The Royal Swedish Academy stated, "Mundell's research has had such a far-reaching and lasting impact because it combines formal -- but still accessible -- analysis, intuitive interpretation and results with immediate policy applications. Above all, Mundell chose his problems with uncommon -- almost prophetic -- accuracy in terms of predicting the future development of international monetary arrangements and capital markets. Mundell's contributions serve as a superb reminder of the significance of basic research. At a given point in time academic achievements might appear rather esoteric; not long afterwards, however, they may take on great practical importance."

Professor Mundell is a Fellow of the American Academy of Arts and Sciences and has been an adviser to a number of international agencies and organizations including the United Nations, the IMF, the World Bank, the European Commission, and several governments in Latin America and Europe, the Federal Reserve Board, the US Treasury and the Government of Canada. In 1970, he was a consultant to the Monetary Committee of the European Economic Commission, and in 1972-3 a member of its Study Group on Economic and Monetary Union in Europe. He was a member of the Bellagio-Princeton Study Group on International Monetary Reform from 1964 to 1978, and Chairman of the Santa Colomba Conferences on International Monetary Reform between 1971 and 1987.

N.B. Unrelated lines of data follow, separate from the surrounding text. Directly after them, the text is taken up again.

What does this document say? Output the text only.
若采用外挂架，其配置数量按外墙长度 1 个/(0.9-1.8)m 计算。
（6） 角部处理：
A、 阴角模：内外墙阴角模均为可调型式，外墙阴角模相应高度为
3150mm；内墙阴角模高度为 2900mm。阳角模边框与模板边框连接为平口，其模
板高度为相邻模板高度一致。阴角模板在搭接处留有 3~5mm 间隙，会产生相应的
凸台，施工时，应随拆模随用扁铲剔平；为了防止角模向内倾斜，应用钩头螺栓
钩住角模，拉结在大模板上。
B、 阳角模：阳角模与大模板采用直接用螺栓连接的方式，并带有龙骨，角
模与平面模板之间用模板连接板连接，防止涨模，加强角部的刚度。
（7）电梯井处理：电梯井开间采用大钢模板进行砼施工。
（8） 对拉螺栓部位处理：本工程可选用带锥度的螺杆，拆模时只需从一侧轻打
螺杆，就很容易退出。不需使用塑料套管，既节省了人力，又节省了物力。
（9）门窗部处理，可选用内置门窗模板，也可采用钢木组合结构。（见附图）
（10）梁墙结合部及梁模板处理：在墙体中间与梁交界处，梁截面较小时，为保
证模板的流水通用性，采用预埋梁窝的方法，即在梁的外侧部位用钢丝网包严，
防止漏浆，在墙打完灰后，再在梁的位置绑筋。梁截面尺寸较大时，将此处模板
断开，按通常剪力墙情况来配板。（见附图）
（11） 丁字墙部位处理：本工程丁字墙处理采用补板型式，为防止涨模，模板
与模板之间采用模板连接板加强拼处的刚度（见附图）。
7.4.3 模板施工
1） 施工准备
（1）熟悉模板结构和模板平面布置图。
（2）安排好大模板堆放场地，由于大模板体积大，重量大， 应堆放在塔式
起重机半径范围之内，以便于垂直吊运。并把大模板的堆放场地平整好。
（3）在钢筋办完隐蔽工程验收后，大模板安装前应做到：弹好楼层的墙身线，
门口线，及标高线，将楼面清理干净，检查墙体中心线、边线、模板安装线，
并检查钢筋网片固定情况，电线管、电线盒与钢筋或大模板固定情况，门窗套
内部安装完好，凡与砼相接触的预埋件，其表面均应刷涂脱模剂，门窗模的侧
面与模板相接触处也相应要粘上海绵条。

The author of numerous works and articles on economic theory of international economies, Mundell prepared one of the first plans for a common currency in Europe and is known as the father of the theory of optimum currency areas. He was a pioneer in the development of the theory of the monetary and fiscal policy mix, the theory of inflation and interest and growth, and the monetary approach to the balance of payments, and is the co-founder of supply-side economics. He has also written extensively on the history of the international monetary system, and is the author of more than a hundred articles in scientific journals and books, including The International Monetary System: Conflict and Reform; Man and Economics and International Economics.

Robert Mundell was born in Kingston, Ontario, Canada in 1932. He received his B.A. from the University of British Columbia in 1953. He studied at the London School of Economics and received his Ph.D. from M.I.T. in 1956. Mundell was the Post-Doctoral Fellow in Political Economy at the University of Chicago in 1956-57. He taught at Stanford University and the Johns Hopkins Bologna Center of Advanced International Studies before joining the staff of the International Monetary Fund in 1961. From 1966 to 1971 he was a Professor of Economics at the University of Chicago and Editor of the Journal of Political Economy; and from 1965 to 1975, he was (summer) Professor of International Economics at the Graduate Institute of International Studies in Geneva, Switzerland. Mundell is a Distinguished Fellow of the American Economic Association and among his numerous awards is The Jacques Reuff Prize given by the French Senate.

Mundell is the first C. Lowell Harriss Professor of Economics at Columbia University. The endowed chair was established earlier this year by Mark Kingdon '71C, founder and president of Kingdon Capital Management Corporation, in honor of the distinguished professor emeritus who served as Kingdon's teacher and mentor during his undergraduate years at Columbia.